Delivering 8K using AVC/H.264

YouTube launched 8K streaming back in 2015, but the lack of cameras available to content creators meant 8K uploads didn’t start in earnest until late 2016.  That’s around the time when we uploaded our first 8K video to YouTube, and while we ran into some interesting problems getting it up there (which aren’t worth discussing because they’ve all been fixed), overall we're impressed with YouTube’s ability to stream in 8K.

Being naturally curious, I wanted to know more about what they were using for 8k compression, so I downloaded the mp4 version YouTube streams to see which codec it was using.  Let me save you some time finding it yourself and show you what settings YouTube uses for 8K streaming on the desktop:

MediaInfo of a YouTube video file showing the 8K resolution in the AVC/H.264 codec

Does anything look weird to you? Unless you’re a compressionist, maybe not.

Here’s what’s strange: it lists the codec as AVC, otherwise known as H.264.  The problem with that is the largest frame size permitted by the H.264 video codec standard is 4,096 x 2,304, and yet somehow this video has a resolution of 7,680 x 4,320.  Which means that either this video, or the video standard must be lying.

Well, not exactly.  The frame resolution is Full Ultra High Definition (FUHD - 7,680 x 4,320), and the video codec is H.264 / AVC.  It’s just a non-standard H.264 / AVC.

Being able to make and use your own non-standard H.264 (or any other codec) video files is a really useful trick, and right now it’s an important thing to know for working with 8K video files.  Specifically, it’s important to know what benefits and drawbacks working outside the standard format offers and how to make the best use out of them.


Background

In 2014, a client asked about 5K, high frame rate footage to use on a demonstration display.  Since we’d been filming all of our videos at 5K resolution, remastering the files at their native camera resolution wasn't an issue and we were happy to work with them.

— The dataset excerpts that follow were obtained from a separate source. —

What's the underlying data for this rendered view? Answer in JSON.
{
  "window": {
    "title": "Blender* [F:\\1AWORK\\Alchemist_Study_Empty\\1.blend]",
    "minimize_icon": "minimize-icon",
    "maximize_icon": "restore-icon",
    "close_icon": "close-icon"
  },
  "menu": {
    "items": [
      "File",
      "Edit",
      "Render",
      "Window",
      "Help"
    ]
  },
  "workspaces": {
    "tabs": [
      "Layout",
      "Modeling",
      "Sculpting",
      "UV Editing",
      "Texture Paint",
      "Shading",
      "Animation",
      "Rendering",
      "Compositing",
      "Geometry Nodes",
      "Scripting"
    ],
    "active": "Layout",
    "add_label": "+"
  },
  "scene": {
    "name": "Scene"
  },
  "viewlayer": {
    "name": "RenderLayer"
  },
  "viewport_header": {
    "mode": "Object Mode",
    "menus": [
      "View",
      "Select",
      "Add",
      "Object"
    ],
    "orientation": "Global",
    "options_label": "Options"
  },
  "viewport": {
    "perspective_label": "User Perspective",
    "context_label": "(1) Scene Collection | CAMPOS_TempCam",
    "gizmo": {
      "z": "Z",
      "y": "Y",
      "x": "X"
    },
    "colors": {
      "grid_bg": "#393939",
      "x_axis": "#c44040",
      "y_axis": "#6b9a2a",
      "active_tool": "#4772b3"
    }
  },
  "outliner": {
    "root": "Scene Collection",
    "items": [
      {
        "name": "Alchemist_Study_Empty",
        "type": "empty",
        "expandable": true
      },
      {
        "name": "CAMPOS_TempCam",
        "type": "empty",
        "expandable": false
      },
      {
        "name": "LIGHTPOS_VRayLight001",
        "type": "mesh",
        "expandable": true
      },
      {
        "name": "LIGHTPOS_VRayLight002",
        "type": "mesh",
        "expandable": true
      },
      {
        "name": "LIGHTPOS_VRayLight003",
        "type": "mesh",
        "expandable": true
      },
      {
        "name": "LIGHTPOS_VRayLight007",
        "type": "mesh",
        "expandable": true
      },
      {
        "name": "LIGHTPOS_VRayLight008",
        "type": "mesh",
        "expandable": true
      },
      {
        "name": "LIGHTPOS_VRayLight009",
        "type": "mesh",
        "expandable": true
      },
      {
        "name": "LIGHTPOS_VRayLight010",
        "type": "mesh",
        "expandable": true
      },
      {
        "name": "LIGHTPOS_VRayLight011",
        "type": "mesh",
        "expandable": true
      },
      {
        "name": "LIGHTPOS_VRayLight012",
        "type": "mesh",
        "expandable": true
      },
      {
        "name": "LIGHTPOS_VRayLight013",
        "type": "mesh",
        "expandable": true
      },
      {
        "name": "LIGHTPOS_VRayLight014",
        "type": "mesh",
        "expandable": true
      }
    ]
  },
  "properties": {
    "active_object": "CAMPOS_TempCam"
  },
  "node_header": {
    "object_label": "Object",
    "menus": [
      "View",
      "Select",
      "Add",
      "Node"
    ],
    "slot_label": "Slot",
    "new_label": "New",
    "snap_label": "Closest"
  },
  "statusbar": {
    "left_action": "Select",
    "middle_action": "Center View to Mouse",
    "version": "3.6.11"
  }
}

But as things moved forward with their marketing team we ran into a little problem.  We had no problem creating and playing 5K files on our systems, but when their team tried to play back the ProRes or DPX master files on their Windows based computer (which they were required to use for the presentation), they weren’t available to get real-time playback.  Why not? The ProRes couldn’t be decoded fast enough by the 32 bit QuickTime player on Windows, and the DPX files had too high of a data rate to be read from anything but a SAN at the time.

Fortunately, we’d already been experimenting with encoding 5K files in a few different delivery formats: High Efficiency Video Coding (HEVC / H.265), VP8 and VP9, and Advanced Video Coding (AVC / H.264).  The HEVC was too computationally complex to be decoded in real time for 5K HFR, since there were no hardware decoders that could handle the format (even in 8 bit precision) and FFMPEG still needed optimizations to playback HEVC beyond 1080p60 in real-time, on almost every system.  The VP8 and VP9 scared the client, since they weren’t comfortable working with the Matroska video container (for reasons they never explained - quality wise, this was the best choice at the time), which left us with H.264.

Which is how we delivered the final files: AVC Video with AAC Audio in an MP4 container, at a resolution of 5,120 x 2880, though we ended up dropping the playback frame rate to only 30fps for better detail retention.

Finding a way to encode and to play back these 5K files in H.264 wasn’t easy.  But once we did, we opened up the possibility of delivering files in any resolution to any client, regardless of the quality of their hardware.

So how did we do it?  We cheated the standard.  Just like Google does for 8K streaming on YouTube.  And for delivering VR video out of Google’s Jump VR system.

And since you’re probably now asking: “how do you cheat a standard?”, let’s review exactly what standards are.


Standards

Standards like MPEG-4 Part 10, Advanced Video Coding (AVC) / ITU-T Recommendation H.264 (H.264) exist to allow different hardware and software manufacturers to exchange video files with the guarantee they’ll actually work on someone else’s system.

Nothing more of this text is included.